En septembre 2009, MASA, une organisation parrainée par le gouvernement israélien, a produit des spots publicitaires contre le mariage mixte. Sur la vidéo de 30 secondes, on voit des affichettes placardées aux angles de rues, dans le métro et sur les cabines téléphoniques, montrant les photos de jeunes Juifs avec au-dessus la mention « Perdu pour le peuple juif ».
Cette campagne publicitaire fut arrêtée au bout de 3 jours, devant les protestations, jugeant raciste et insultante cette publicité contre les Juifs ayant épousé un non Juif.
Dans les années quatre-vingts, le National Jewish Welfare Board, organisation Nord-Américaine de coordination de la vie juive institutionnelle devenue en 1990 le JCC, Jewish Community Centers of North-America, concluait que les 5.7 millions de juifs nord-américains de l’époque ne seraient plus que 4 millions en 2060, du fait des mariages mixtes.
Ces trois vignettes résument aux yeux des gardiens du peuple juif le dilemme confrontant les Juifs vivant dans la diaspora occidentale, où l’antisémitisme, bien qu’il n’ait pas totalement disparu, n’est plus le mur d’airain qu’il était, martyrisant mais maintenant vivace la condition juive.
Les communautés juives, tant ses leaders que ses simples quidams s’interrogent: « Comment faire perdurer l’identité juive ? Comment assurer le retour du même ? »
Avant de pouvoir répondre à ces questions, il nous faut revisiter la notion d’identité. D’après Cyrulnik, « Toutes les identités sont le produit de l’héritage d’un père, d’une mère et d’une religion que chacun interprète selon son contexte culturel ». Le Moi est enfanté par un Nous composite et complexe. L’identité renvoie clairement à une nature dynamique et duelle : elle a un versant individuel, mais également un versant collectif. Il n’y a pas d’identité qui ne soit que l’un ou l’autre de ces versants. C’est pourquoi sur le plan identitaire, le Moi est indissociablement lié au Nous. Il y a ici un lien manifeste qui relie le sujet individuel au sujet collectif – ou peut-être devrait-on inverser les termes et dire « le sujet collectif au sujet individuel », tant il est vrai qu’au cœur de l’individu le Nous social forge l’armature du Moi. L’identité est bien une pièce avec deux faces. Tant que le Nous social était entièrement façonné par une communauté enclose, le Je demeurait résolument juif, il y avait harmonie entre l’individuel et le collectif. Lorsque les idées et le doute commencent à ronger ce qui fonde les rituels – gardiens de l’identité – mais que la société ambiante maintient son ostracisme à l’égard du Juif, celui-ci revendique ses rituels même s’il ne croit plus très fort, parce qu’il n’a pas d’autre option que sa reproduction avec lui-même.
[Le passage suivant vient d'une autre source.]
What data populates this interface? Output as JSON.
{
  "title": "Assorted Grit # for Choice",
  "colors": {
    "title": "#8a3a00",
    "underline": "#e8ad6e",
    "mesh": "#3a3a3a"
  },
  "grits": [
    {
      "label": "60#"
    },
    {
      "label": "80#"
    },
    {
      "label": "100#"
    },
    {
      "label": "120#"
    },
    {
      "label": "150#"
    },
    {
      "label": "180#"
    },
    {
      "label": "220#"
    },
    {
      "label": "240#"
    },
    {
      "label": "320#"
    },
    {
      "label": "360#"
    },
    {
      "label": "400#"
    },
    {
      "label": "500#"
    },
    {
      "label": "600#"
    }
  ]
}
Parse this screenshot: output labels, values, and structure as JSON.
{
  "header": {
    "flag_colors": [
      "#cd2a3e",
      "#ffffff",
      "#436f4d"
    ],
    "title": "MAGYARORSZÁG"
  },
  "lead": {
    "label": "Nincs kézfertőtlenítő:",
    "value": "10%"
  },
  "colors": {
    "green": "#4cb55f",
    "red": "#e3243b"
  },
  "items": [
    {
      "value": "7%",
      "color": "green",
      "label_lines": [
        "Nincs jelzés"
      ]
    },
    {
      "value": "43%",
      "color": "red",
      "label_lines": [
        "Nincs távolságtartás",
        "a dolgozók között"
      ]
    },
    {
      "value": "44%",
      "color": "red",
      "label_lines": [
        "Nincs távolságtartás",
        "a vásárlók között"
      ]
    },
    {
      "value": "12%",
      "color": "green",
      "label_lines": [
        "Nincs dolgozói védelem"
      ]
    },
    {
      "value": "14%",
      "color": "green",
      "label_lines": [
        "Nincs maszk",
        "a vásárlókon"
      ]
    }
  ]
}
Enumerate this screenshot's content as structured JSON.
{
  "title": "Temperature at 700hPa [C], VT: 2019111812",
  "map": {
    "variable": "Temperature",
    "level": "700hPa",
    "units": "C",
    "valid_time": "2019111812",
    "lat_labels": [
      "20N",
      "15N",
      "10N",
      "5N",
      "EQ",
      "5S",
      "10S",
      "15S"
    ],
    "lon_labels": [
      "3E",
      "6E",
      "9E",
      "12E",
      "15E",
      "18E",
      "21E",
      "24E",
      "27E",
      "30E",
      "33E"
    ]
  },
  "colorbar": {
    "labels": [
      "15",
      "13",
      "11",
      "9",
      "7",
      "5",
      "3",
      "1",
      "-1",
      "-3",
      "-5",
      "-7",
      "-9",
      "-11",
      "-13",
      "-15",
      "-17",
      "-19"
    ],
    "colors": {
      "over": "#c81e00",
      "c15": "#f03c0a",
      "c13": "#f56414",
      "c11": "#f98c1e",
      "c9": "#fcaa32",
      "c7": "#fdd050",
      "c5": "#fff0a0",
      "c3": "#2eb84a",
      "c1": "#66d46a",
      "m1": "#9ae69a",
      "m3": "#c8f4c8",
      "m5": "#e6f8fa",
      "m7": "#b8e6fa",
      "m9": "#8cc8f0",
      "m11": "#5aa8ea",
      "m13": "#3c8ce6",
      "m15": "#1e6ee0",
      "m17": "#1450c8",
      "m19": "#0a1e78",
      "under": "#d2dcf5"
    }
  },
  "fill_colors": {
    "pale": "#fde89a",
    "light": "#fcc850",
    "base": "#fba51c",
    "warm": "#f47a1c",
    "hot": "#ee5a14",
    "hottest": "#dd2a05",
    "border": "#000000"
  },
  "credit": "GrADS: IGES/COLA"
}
Mais que la société ambiante lève l’ostracisme, alors le Je, par petits ruisseaux, succombe à la tentation du Nous sociétal. Le fondement religieux vacillant n’étant plus suffisant pour empêcher la transgression du mariage mixte.
Dès lors le Nous communautaire devient en partie un reflet du Nous général, au point d’adopter les coutumes et les pratiques de celui-ci, souvent aux dépens des siennes, ne conservant de sa propre identité que quelques rituels devenus des occasions de festivité.
Le Je identitaire juif est alors transmué de l’intérieur, il glisse naturellement vers l’assimilation, parce que l’attrait de la société ouverte devient plus fort que ce que lui proposent les gardiens de traditions désormais perçues comme limitatives et obsolètes. L’illustration en est assez simple, de l’aube du judaïsme à la fin du XVIIIème siècle, la continuité juive s’appuyait sur les 6 éléments suivants :
1. Premier élément : Avoir une mère juive puisque selon la Halacha, le droit canon juif, ne peut être Juif que celui qui naît d’une mère juive.
2. Deuxième élément : L’orthopraxie, l’obéissance scrupuleuse aux rituels et commandements religieux dont la croyance au dieu d’Abraham, d’Isaac et de Jacob. Être juif sans croire en dieu aurait été un oxymore, une contradiction dans les termes. Spinoza qui ouvrit l’ère du rationalisme, fut expulsé de la communauté juive d’Amsterdam, pour cause d’hérésie, sa conception naturaliste du monde étant totalement incompatible avec les textes sacrés.
3. Troisième élément : L’impossibilité d’une vie juive individuelle. Imaginez un hassid, vivant seul avec sa famille dans un petit village de l’Abitibi ; l’idée même est saugrenue, parce que la spiritualité juive, à l’instar de toute spiritualité abrahamique, ne peut survivre longtemps sans la minutie des pratiques religieuses – dont la prière commune – et les rituels ancestraux qui appellent incessamment au retour du même. Être un juif pratiquant hors d’une vie communautaire, est quasiment impensable.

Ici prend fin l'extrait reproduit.